Ana and Astronomy: A Case Study on Accommodations for Writing Assignments

DO-IT Factsheet #213
http://www.washington.edu/doit/Faculty/articles?213

Background

My name is Ana. I'm an astronomy major, with a concentration in theory. I have quadriplegia (sometimes referred to in recent years as tetraplegia) and use a power wheelchair. I also have very limited functional use of my arms and hands.

Access Issue

Upper-division courses required more writing for exams and papers than my earlier courses. Some of the writing assignments were very long, and I had to find writing or typing assistants to help me. It was time-consuming and exhausting to locate and manage the typists. I often had to request time extensions on assignments; in my case, time extensions really didn't help that much, because I then fell more behind in other courses while trying to complete past due assignments. I did not want to take incomplete grades for a course, because the work for the incomplete course still had to be done the following quarter, in addition to my new courses.

Solutions

The assistive technology specialist in the computer center had already set me up with some assistive technology to make keyboarding easier (e.g., trackballs, mouth pointers) The assistive technology specialist suggested that I try using a speech recognition system as well. This system is a highly developed, user-friendly speech recognition, or speech-to-text, program that learns to recognize an individual user's speech patterns and stores vocabulary already input by the user. The longer you use the system, the more quickly and accurately it recognizes your speech and word use. What you speak appears on the monitor so you can follow the text; you can also enter verbal commands to operate the program. I was able to learn and master the system with about two weeks of training. My vocational rehabilitation counselor purchased the program for my home computer. This program understood a great deal of my vocabulary, especially for terms used in astronomy. As more terms were recognized, I could enter text faster.
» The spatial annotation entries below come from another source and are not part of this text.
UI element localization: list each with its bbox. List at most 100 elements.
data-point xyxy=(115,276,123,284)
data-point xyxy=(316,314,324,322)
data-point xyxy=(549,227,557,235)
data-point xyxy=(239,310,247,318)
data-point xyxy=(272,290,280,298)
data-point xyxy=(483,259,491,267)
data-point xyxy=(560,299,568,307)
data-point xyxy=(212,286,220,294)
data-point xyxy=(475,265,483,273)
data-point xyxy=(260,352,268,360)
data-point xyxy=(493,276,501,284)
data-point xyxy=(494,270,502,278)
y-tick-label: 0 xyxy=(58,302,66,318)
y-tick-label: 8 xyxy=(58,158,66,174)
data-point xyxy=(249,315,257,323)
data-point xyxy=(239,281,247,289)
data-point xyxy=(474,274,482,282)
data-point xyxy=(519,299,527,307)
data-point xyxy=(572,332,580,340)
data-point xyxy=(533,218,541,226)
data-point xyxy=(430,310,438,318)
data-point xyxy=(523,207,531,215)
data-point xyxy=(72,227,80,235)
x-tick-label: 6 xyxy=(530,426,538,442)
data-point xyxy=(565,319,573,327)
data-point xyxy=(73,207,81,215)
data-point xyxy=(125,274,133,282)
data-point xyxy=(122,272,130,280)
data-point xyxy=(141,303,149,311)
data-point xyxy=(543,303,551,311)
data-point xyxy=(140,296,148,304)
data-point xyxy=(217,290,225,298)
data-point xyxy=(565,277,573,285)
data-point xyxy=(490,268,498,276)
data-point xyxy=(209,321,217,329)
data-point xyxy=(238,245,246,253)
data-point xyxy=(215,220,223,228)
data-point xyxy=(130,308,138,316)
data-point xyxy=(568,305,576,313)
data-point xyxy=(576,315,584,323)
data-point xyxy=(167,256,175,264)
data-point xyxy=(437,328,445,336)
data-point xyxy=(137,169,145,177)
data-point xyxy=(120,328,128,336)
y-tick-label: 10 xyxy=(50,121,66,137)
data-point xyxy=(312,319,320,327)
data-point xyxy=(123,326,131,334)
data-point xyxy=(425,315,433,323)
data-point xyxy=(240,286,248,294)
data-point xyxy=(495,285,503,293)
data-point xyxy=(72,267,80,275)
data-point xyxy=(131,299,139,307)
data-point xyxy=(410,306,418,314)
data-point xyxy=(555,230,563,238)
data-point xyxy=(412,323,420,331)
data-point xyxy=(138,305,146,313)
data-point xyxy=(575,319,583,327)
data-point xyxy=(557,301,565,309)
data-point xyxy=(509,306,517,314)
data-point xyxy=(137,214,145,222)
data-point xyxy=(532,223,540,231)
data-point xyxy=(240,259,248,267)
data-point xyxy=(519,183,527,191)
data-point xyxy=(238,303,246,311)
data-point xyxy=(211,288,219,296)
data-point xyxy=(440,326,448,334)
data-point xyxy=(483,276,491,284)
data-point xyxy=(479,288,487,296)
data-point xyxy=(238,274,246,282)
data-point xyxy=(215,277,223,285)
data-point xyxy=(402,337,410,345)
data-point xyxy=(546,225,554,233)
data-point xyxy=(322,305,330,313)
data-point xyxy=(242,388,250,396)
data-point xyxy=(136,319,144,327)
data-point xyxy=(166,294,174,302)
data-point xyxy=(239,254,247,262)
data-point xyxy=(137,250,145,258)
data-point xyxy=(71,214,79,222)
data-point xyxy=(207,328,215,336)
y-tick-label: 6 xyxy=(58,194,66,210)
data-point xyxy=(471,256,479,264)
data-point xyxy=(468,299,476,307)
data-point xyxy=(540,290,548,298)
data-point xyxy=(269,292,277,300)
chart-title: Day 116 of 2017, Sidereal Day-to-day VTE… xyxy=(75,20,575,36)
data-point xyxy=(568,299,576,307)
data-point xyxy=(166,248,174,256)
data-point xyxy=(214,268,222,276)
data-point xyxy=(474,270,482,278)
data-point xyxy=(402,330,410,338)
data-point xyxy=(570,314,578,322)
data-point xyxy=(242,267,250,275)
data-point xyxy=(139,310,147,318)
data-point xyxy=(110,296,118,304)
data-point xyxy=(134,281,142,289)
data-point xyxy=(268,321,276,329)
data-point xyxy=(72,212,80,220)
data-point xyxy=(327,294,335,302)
Over a short time, I was able to effectively use the system for all of my classes, essay exams, and papers.

Conclusion

This case study illustrates the following:

  1. Assistive technology can greatly reduce the need for assistance from other individuals to do academic tasks, maximizing the independence of the student.
  2. Students with disabilities, including severe disabilities like quadriplegia, can successfully pursue advanced scientific fields.
  3. Technological accommodations can be effectively transferred from undergraduate study to graduate study and later to employment.
  4. Technological solutions can increase productivity.